Attention Economy


Wednesday, April 15, 2015

Education, Career Choices and Social Returns

A must read for students of economics and finance [A thought provoking piece from Harvard economist Sendhil Mullainathan]
Prof. Mullainathan notes:
“People in some professions provide a surplus of social returns. Inventors are a good example. Take the modern semiconductor. It made possible countless other inventions — nearly every piece of computing we interact with today.
But the winners of the 1956 Nobel Prize in Physics, John Bardeen, Walter H. Brattain and William B. Shockley, who have been widely credited with inventing the semiconductor, did not receive even a fraction of the wealth that their invention would help create.
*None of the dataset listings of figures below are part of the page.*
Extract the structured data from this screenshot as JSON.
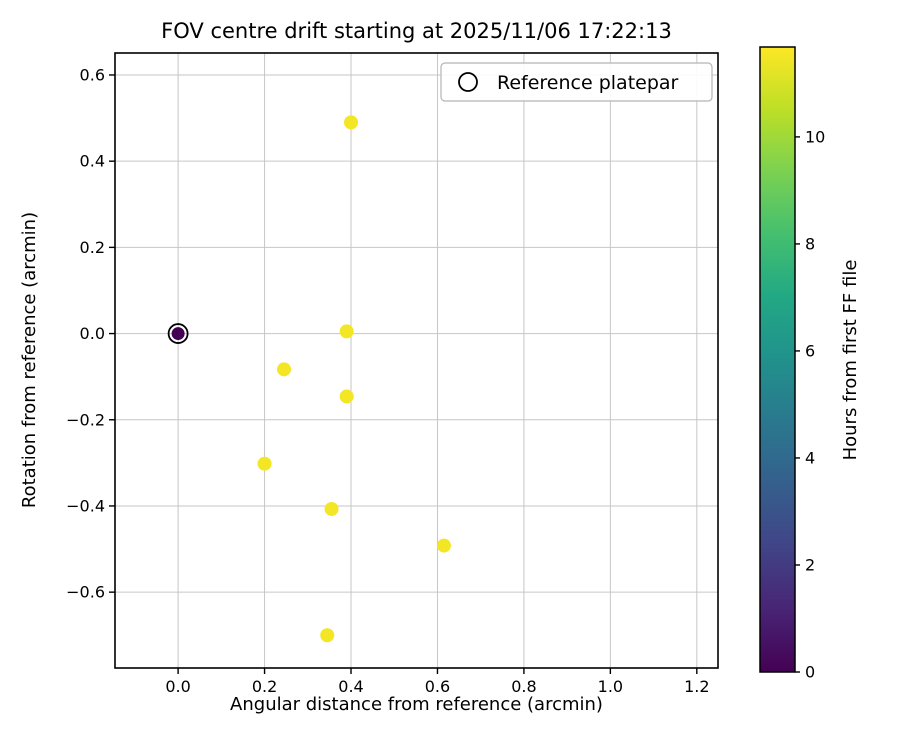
{
  "chart_data": {
    "type": "scatter",
    "title": "FOV centre drift starting at 2025/11/06 17:22:13",
    "xlabel": "Angular distance from reference (arcmin)",
    "ylabel": "Rotation from reference (arcmin)",
    "xlim": [
      -0.146,
      1.249
    ],
    "ylim": [
      -0.776,
      0.651
    ],
    "xticks": [
      0.0,
      0.2,
      0.4,
      0.6,
      0.8,
      1.0,
      1.2
    ],
    "yticks": [
      -0.6,
      -0.4,
      -0.2,
      0.0,
      0.2,
      0.4,
      0.6
    ],
    "grid": true,
    "grid_color": "#c6c6c6",
    "legend": {
      "label": "Reference platepar",
      "position": "upper right"
    },
    "colorbar": {
      "label": "Hours from first FF file",
      "min": 0,
      "max": 11.68,
      "ticks": [
        0,
        2,
        4,
        6,
        8,
        10
      ]
    },
    "colormap": {
      "name": "viridis",
      "stops": [
        [
          0.0,
          "#440154"
        ],
        [
          0.1,
          "#482475"
        ],
        [
          0.2,
          "#414487"
        ],
        [
          0.3,
          "#355f8d"
        ],
        [
          0.4,
          "#2a788e"
        ],
        [
          0.5,
          "#21918c"
        ],
        [
          0.6,
          "#22a884"
        ],
        [
          0.7,
          "#44bf70"
        ],
        [
          0.8,
          "#7ad151"
        ],
        [
          0.9,
          "#bddf26"
        ],
        [
          1.0,
          "#fde725"
        ]
      ]
    },
    "reference_point": {
      "x": 0.0,
      "y": 0.0,
      "hours": 0.0
    },
    "points": [
      {
        "x": 0.4,
        "y": 0.49,
        "hours": 11.5
      },
      {
        "x": 0.39,
        "y": 0.005,
        "hours": 11.5
      },
      {
        "x": 0.245,
        "y": -0.083,
        "hours": 11.5
      },
      {
        "x": 0.39,
        "y": -0.146,
        "hours": 11.5
      },
      {
        "x": 0.2,
        "y": -0.302,
        "hours": 11.5
      },
      {
        "x": 0.355,
        "y": -0.407,
        "hours": 11.5
      },
      {
        "x": 0.615,
        "y": -0.492,
        "hours": 11.5
      },
      {
        "x": 0.345,
        "y": -0.7,
        "hours": 11.5
      }
    ]
  }
}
Patents rarely cover an invention’s numerous downstream benefits because knowledge is a public good and builds on itself. Just as the semiconductor spawned innovation, Bardeen, Shockley and Brattain themselves relied on countless other insights and inventions
But not everyone contributes in this way. In an influential paper, the economists Kevin M. Murphy and Robert W. Vishny, both at the University of Chicago Booth School of Business, and Andrei Shleifer at Harvard University argue that countries suffer when talented people become what we economists call “rent seekers.” Instead of creating wealth, rent seekers simply transfer it — from others to themselves.
Job titles don’t tell you whether someone is primarily a rent seeker. A lawyer who helps draft precise contracts may actually be helping the wheels of commerce turn, and so creating wealth. But trial lawyers in a country with poorly functioning tort systems may simply be extracting rents: They can make money by pursuing frivolous lawsuits.”